StartupTimingMetric — measures app launch latency:

timeToInitialDisplayMs: time from intent to first frame rendered (TTID)

FrameTimingMetric — measures rendering performance:

frameDurationCpuMs: CPU time to process a single frame. At 60 FPS the budget is ~16.7 ms, at 120 FPS ~8.3 ms.
frameOverrunMs: how much a frame exceeded (positive) or beat (negative) its deadline. Negative = frame finished early. Positive = janky frame (dropped).

Running Benchmarks¶

Run all benchmarks on a physical device:

./gradlew :baselineprofile:connectedBenchmarkAndroidTest

Run a specific benchmark class:

./gradlew :baselineprofile:connectedBenchmarkAndroidTest \
  -Pandroid.testInstrumentationRunnerArguments.class=com.koflox.baselineprofile.StartupBenchmarks

Results are written to:

baselineprofile/build/outputs/connected_android_test_additional_output/
  benchmarkRelease/connected/<device>/com.koflox.baselineprofile-benchmarkData.json

Benchmark Coverage¶

Startup benchmarks (10 iterations each, StartupTimingMetric):

Test	CompilationMode	StartupMode
`startupColdNoCompilation`	`None`	COLD
`startupColdBaselineProfiles`	`Partial(Require)`	COLD
`startupWarmBaselineProfiles`	`Partial(Require)`	WARM
`startupHotBaselineProfiles`	`Partial(Require)`	HOT

Navigation benchmarks (5 iterations each, FrameTimingMetric, Partial(Require)):

navigateToSettings — dashboard → settings → back
navigateToConnections — dashboard → connections → back
navigateToSessions — dashboard → sessions → back

Scroll benchmarks (5 iterations each, FrameTimingMetric, Partial(Require)):

scrollStatsConfig — settings → stats display config → scroll

Benchmark Results¶

Measured on Samsung Galaxy S22 Ultra (SM-S908B), Android 16 (API 36), 8-core Exynos 2200, 120 Hz display, 11 GB RAM. CPU clocks not locked (dynamic frequency scaling, production-like conditions).

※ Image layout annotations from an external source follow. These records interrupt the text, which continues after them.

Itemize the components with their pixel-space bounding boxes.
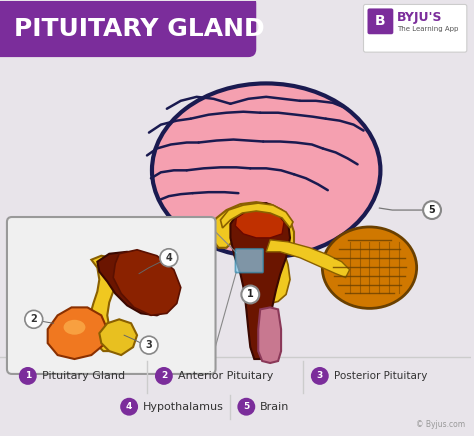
Polygon shape	[97, 252, 177, 315]
Text: © Byjus.com: © Byjus.com	[416, 419, 465, 429]
Polygon shape	[100, 319, 137, 355]
Text: 4: 4	[126, 402, 132, 411]
Text: Posterior Pituitary: Posterior Pituitary	[334, 371, 427, 381]
Text: Pituitary Gland: Pituitary Gland	[42, 371, 125, 381]
Polygon shape	[236, 207, 284, 238]
Text: 3: 3	[146, 340, 152, 350]
Text: Anterior Pituitary: Anterior Pituitary	[178, 371, 273, 381]
Circle shape	[237, 398, 255, 416]
Text: The Learning App: The Learning App	[397, 26, 459, 32]
Circle shape	[120, 398, 138, 416]
Text: 4: 4	[165, 253, 172, 263]
Text: B: B	[375, 14, 386, 28]
Text: 1: 1	[25, 371, 31, 381]
Polygon shape	[90, 256, 119, 351]
Text: 1: 1	[247, 290, 254, 300]
Circle shape	[160, 249, 178, 267]
FancyBboxPatch shape	[7, 217, 216, 374]
Text: 2: 2	[161, 371, 167, 381]
Polygon shape	[266, 240, 350, 278]
Circle shape	[140, 336, 158, 354]
Circle shape	[241, 286, 259, 303]
Text: 3: 3	[317, 371, 323, 381]
Polygon shape	[254, 248, 290, 303]
Circle shape	[155, 367, 173, 385]
Circle shape	[25, 310, 43, 328]
Text: Hypothalamus: Hypothalamus	[143, 402, 224, 412]
FancyBboxPatch shape	[364, 4, 467, 52]
Polygon shape	[210, 202, 294, 252]
Polygon shape	[230, 203, 290, 359]
Ellipse shape	[322, 227, 417, 308]
Ellipse shape	[64, 320, 85, 335]
FancyBboxPatch shape	[236, 249, 263, 272]
Text: Brain: Brain	[260, 402, 290, 412]
Text: 5: 5	[428, 205, 436, 215]
FancyBboxPatch shape	[367, 8, 393, 34]
Text: PITUITARY GLAND: PITUITARY GLAND	[14, 17, 264, 41]
FancyBboxPatch shape	[0, 0, 256, 57]
Ellipse shape	[152, 83, 381, 257]
Polygon shape	[113, 250, 181, 315]
Circle shape	[19, 367, 37, 385]
Circle shape	[423, 201, 441, 219]
Text: 2: 2	[30, 314, 37, 324]
Text: 5: 5	[243, 402, 249, 411]
Circle shape	[311, 367, 329, 385]
Polygon shape	[220, 203, 293, 228]
Polygon shape	[258, 307, 281, 363]
Text: BYJU'S: BYJU'S	[397, 11, 443, 24]
Polygon shape	[48, 307, 107, 359]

Startup latency (timeToInitialDisplayMs):

Test	Min	Median	Max
Cold — No Compilation	270 ms	308 ms	323 ms
Cold — Baseline Profiles	265 ms	284 ms	319 ms
Warm — Baseline Profiles	97 ms	121 ms	190 ms
Hot — Baseline Profiles	51 ms	63 ms	74 ms

Cold start improvement with Baseline Profiles: ~8% (308 → 284 ms median).

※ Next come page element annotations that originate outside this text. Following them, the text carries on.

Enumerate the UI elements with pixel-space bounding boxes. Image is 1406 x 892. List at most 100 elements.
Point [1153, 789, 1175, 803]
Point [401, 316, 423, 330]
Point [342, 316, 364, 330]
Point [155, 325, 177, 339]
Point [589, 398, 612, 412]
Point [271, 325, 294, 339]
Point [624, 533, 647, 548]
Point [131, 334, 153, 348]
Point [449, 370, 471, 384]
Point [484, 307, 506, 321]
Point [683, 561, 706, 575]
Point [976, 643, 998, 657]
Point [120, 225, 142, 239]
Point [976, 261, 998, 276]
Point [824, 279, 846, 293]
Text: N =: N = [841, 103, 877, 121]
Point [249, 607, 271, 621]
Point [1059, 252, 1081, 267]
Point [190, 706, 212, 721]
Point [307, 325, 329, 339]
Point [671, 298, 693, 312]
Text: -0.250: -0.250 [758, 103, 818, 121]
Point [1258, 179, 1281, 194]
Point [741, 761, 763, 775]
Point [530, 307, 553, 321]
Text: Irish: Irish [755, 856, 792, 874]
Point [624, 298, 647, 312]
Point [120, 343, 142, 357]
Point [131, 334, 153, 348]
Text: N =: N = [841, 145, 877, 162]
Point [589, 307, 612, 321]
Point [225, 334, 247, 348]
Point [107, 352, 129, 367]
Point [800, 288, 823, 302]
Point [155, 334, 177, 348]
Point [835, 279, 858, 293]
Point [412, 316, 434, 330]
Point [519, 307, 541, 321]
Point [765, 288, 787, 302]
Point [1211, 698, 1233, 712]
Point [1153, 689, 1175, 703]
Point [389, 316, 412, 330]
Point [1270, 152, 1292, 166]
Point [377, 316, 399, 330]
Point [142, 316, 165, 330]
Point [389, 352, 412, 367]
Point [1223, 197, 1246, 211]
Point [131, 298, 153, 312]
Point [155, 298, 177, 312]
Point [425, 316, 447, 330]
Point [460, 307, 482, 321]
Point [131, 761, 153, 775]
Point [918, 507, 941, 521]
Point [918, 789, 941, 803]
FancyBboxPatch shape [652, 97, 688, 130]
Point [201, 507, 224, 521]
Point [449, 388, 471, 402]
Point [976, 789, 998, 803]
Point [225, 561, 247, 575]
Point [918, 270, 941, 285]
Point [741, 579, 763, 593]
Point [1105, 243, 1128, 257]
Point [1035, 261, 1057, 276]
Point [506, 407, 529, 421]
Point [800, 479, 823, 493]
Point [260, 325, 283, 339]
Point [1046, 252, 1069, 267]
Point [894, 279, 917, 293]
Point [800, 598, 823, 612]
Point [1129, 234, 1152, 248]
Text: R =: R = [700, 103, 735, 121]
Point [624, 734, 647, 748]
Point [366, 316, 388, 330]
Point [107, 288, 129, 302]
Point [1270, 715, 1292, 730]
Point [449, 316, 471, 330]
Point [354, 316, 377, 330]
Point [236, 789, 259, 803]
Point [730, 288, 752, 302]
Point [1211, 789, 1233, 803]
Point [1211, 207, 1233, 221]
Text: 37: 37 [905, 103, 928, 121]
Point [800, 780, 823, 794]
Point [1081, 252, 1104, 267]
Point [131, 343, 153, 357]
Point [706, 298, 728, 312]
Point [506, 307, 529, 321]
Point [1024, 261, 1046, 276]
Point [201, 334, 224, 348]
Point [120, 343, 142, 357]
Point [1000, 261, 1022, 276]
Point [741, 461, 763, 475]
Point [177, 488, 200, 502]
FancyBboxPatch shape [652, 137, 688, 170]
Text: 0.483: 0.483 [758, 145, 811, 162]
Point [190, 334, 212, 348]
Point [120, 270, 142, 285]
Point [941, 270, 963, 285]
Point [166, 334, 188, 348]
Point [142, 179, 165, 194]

Frame timing (frameDurationCpuMs / frameOverrunMs, deadline ~8.3 ms at 120 Hz):

Test	Duration P50	Overrun P50	Overrun P99
Navigate → Connections	3.9 ms	-1.2 ms	22.2 ms
Navigate → Sessions	3.9 ms	-1.2 ms	20.9 ms
Navigate → Settings	3.7 ms	-1.4 ms	36.3 ms
Scroll Stats Config	3.9 ms	-2.5 ms	19.3 ms

Negative overrun P50 means frames finish well ahead of deadline. P99 spikes are expected during screen transitions (first-frame composition cost).

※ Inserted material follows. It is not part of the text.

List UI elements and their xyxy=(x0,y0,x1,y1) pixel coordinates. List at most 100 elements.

TestTags for UI Automation¶

UiAutomator identifies Compose elements via testTag. Constants are centralized in shared/design-system/testtag/TestTags.kt and shared with the benchmark module via implementation(project(":shared:design-system")).

The root composable in MainActivity enables UiAutomator access to testTags:

Box(modifier = Modifier.semantics { testTagsAsResourceId = true }) { ... }

Permissions¶

Benchmarks grant runtime permissions programmatically via grantPermissions() before each test iteration using pm grant shell commands. This prevents permission dialogs from blocking UI automation.

CI Verification¶

The baseline-profiles.yml workflow runs on PRs targeting main and validates:

Check	What it verifies
Source profiles exist	`baseline-prof.txt` and `startup-prof.txt` are committed and non-empty
Profiles bundled in AAB	`baseline.prof` and `baseline.profm` present in release AAB
Startup DEX layout	`r8.json` metadata has `"startup": true` for `classes.dex` — confirms `dexLayoutOptimization` placed startup classes in the first DEX file
SHA-256 validation	DEX checksums in AAB match checksums in `r8.json` — confirms no tool interfered with R8 output after profile compilation
Binary profile size	Warning if compiled `baseline.prof` exceeds 1.5 MB (large profiles increase install time)

The startup DEX layout check and SHA-256 validation use bundle metadata introduced in AGP 8.8.